Man denke an das Beispiel sterbender Eltern. Der Trauerprozess, der durch den Tod der Eltern in einem selbst angeregt wird, bringt uns dazu, uns in dieser Phase stärker mit unserem Verhältnis zu den Eltern auseinanderzusetzen. Wir stellen uns Fragen wie: „Was haben wir versäumt? Was hätte anders sein können?“
Diese Fragen sind Teil eines Gesundungsprozesses, der uns vollständiger macht. Natürlich wäre es vielleicht besser gewesen, diese Fragen zu Lebzeiten zu beantworten. Doch da wir es nicht getan haben, musste der Tod der Person zuerst eintreten, um den nötigen Druck, die nötige Bereitschaft in uns zu erzeugen. Man sagt, wir trauern nur um das, was nicht zwischen uns und den Eltern gelebt wurde. Gerade deswegen ist es wichtig, diesem Prozess so viel Raum einzuräumen, wie es braucht. So kann der Tod etwas zurückbringen, was zu Lebzeiten gefehlt hat. „Quintäre Regulation“ nenne ich dieses Phänomen: Der Tod als letzten Ausweg, den Organismus, die Umgebung, die Gruppe, die einen umgeben hat, zu regulieren.
Die Quintäre Regulation ist nicht mehr rückgängig zu machen, in dem Sinne, dass der Körper dann zur Quartären, Tertiären Regulation etc. zurückkehren kann. Doch wie beschrieben entsteht Regulation innerhalb einer Gruppe. Auch das Beispiel mit dem Mann und den Ohrenschmerzen, das ich vor einigen Wochen angeführt hatte, zeigt, wie der Tod der Geliebten die Regulation des Großvaters in das System bringt. Nur indem die Dame, die es im Krieg so böse erwischt hat, als Symptom in Erinnerung bleibt, bekommt der Symptomträger eine Anregung, sich mit sich selbst (und der Familiengeschichte) in auseinanderzusetzen.
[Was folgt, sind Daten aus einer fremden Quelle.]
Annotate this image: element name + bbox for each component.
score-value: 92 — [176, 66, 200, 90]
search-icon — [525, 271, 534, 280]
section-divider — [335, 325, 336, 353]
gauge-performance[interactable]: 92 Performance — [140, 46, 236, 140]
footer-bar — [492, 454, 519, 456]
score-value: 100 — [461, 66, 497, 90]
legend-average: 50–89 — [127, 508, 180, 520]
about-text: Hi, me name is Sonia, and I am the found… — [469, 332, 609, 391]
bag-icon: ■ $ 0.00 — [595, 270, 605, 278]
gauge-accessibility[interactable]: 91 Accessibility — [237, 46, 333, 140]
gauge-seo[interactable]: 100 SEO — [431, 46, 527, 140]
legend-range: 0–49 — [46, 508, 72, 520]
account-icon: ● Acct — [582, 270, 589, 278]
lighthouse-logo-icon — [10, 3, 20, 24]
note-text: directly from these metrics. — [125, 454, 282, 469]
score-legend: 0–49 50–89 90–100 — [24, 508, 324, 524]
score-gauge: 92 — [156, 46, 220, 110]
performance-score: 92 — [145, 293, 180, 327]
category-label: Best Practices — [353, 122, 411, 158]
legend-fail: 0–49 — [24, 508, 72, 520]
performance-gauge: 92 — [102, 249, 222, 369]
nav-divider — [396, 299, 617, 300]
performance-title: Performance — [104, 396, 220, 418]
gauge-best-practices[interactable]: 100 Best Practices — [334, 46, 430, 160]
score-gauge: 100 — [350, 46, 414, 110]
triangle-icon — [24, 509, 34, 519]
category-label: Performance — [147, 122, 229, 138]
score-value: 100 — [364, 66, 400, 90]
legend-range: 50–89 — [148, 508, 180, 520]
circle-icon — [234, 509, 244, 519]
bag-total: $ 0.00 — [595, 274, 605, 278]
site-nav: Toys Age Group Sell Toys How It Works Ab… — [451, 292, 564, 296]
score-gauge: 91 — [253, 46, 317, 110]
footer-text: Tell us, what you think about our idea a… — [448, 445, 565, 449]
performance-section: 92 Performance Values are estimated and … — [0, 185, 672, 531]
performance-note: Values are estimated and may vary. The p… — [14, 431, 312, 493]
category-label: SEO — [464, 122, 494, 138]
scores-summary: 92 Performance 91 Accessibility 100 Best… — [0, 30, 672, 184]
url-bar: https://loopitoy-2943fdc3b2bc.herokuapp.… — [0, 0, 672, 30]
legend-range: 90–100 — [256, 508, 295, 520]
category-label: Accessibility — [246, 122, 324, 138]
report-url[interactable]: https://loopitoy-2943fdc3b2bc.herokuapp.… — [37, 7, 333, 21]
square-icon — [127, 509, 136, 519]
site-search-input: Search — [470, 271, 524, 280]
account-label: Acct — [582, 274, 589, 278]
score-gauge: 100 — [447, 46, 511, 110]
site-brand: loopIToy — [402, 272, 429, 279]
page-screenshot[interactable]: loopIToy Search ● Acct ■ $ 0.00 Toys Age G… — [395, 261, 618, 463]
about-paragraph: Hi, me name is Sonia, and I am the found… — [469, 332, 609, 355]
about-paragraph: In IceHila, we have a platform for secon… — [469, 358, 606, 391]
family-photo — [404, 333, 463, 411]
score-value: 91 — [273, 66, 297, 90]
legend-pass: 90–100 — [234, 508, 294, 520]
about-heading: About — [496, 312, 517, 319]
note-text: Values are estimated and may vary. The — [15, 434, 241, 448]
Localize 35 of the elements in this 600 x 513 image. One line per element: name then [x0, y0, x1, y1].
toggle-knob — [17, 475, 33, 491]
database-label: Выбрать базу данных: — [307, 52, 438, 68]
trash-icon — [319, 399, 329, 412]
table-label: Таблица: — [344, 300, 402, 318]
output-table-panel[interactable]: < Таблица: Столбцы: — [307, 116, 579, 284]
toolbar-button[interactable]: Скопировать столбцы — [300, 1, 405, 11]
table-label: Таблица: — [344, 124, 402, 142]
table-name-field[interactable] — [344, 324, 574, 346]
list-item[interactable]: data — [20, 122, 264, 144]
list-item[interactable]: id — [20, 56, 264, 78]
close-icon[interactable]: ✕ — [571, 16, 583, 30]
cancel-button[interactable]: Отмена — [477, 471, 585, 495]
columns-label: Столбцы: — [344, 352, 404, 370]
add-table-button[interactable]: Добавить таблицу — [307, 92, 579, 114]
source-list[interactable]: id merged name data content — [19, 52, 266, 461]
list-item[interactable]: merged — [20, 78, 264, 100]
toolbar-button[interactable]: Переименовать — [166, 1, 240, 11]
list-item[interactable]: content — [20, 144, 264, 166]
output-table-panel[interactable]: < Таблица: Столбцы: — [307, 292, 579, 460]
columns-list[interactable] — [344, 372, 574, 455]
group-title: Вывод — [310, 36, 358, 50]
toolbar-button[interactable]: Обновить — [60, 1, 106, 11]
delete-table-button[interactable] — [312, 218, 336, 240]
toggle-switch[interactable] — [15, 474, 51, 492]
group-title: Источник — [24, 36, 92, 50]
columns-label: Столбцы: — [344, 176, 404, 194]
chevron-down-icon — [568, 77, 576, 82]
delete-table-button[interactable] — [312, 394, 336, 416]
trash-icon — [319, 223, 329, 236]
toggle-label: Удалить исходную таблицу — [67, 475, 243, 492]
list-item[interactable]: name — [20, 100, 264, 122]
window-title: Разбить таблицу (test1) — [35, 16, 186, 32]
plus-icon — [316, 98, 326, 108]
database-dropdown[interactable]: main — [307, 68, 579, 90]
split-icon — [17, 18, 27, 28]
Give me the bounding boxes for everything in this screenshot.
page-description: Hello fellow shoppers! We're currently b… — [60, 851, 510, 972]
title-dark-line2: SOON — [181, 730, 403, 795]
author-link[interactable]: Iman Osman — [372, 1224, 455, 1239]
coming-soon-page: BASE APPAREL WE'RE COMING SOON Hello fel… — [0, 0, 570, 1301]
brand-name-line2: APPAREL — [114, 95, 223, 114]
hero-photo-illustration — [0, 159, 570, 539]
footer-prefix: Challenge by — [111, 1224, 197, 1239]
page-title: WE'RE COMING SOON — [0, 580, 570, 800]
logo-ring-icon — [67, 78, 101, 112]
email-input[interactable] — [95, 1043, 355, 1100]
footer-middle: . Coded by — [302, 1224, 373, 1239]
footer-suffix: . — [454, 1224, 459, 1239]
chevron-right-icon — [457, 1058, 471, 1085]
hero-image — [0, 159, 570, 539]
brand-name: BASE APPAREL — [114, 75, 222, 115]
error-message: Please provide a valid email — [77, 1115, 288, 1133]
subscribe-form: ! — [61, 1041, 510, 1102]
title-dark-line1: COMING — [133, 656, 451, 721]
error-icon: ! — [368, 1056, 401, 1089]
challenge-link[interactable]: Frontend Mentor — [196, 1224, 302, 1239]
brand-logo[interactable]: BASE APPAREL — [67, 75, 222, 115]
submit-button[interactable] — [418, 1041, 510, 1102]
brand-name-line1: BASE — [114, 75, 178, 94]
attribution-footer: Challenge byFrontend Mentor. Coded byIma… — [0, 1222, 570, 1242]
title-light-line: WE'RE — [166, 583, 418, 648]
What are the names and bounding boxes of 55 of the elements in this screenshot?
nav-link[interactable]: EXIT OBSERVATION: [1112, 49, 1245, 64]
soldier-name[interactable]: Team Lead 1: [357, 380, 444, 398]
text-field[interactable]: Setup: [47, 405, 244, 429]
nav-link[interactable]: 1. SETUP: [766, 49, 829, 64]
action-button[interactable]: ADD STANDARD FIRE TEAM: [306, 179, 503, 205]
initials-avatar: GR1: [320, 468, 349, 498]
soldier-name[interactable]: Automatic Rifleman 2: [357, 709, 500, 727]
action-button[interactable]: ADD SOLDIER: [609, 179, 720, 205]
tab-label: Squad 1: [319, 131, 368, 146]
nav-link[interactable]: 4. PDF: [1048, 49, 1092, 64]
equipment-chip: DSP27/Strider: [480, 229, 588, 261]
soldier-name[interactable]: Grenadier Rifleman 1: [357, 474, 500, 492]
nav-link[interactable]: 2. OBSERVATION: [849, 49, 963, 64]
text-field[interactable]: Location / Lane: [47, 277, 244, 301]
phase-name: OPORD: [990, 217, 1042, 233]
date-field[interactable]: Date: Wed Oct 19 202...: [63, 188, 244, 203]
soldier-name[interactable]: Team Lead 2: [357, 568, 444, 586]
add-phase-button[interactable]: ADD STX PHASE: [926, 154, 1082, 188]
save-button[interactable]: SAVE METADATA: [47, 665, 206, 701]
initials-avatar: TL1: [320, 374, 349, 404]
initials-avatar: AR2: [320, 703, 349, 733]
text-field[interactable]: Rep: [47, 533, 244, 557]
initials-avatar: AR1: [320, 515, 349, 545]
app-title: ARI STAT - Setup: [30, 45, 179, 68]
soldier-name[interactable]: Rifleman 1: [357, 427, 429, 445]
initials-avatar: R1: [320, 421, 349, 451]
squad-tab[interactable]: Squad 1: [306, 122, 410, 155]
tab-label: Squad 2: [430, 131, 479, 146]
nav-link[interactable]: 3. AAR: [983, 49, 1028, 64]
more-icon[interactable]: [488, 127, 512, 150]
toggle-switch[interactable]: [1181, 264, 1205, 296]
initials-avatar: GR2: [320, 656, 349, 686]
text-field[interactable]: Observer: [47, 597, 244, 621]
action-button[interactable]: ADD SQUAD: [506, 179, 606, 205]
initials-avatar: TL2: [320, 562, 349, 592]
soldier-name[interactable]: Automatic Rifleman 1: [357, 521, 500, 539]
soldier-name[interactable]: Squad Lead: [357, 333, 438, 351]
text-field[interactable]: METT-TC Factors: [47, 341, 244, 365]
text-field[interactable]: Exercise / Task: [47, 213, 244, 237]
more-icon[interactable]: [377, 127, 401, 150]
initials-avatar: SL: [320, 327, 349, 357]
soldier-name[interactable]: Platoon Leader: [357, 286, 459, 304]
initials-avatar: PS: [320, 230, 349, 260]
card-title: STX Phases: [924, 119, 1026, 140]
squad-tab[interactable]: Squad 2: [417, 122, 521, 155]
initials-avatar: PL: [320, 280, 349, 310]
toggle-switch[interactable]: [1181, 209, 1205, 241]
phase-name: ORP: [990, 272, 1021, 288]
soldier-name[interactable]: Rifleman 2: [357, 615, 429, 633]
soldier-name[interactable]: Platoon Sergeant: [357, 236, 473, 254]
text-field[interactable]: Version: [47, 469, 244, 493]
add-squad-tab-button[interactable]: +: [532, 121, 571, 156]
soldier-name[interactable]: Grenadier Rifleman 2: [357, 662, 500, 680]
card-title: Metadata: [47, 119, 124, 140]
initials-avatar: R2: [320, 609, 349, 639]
Aus dieser Ansicht heraus sind Symptome in jedem Fall zu achten.
Der Ansatz, ein Symptom in einer einzelnen Person beseitigen zu wollen, würde die Regulationsversuche des Gruppensystems (Körper, Seele, Geist) unterdrücken. Nur das Anerkennen eines Symptoms als Regulationsversuch des individuellen als auch des Gruppensystems (Familie) ermöglicht dem Körper, stärkere Regulationskräfte zu mobilisieren. Demzufolge kann ein Symptom sich erst auflösen, sobald es die Erlaubnis hat, da sein zu dürfen. Es braucht sogar Anerkennung, vielleicht sogar Liebe und Bewusstheit.
Meinen wir, durch die Beseitigung von Symptomen, Lösung zu erreichen, bewirken wir das Gegenteil: Personen und Ereignisse, auf die es vielleicht hinweist, werden ausgeschlossen. Heilung im Sinne von Ganzwerdung wird verhindert. Ein Ziel bei einer Heilung zu verfolgen ist identisch mit der Entstehung von Krankheit, dessen Ziel es ebenso war, etwas ins Lot zu bringen. Heilungs-Ziele bewirken, dass wir von etwas wegsehen, das eine eigene Unfähigkeit repräsentiert. Es entsteht ein neues Loch, das wiederum mit einem Symptom gefüllt werden muss.
Geistiges und seelisches Wachstum sind also nur möglich, indem die Selbstregulationshierarchien und deren individuellen Möglichkeiten zur Reifung absichtslos bedacht und anerkannt werden.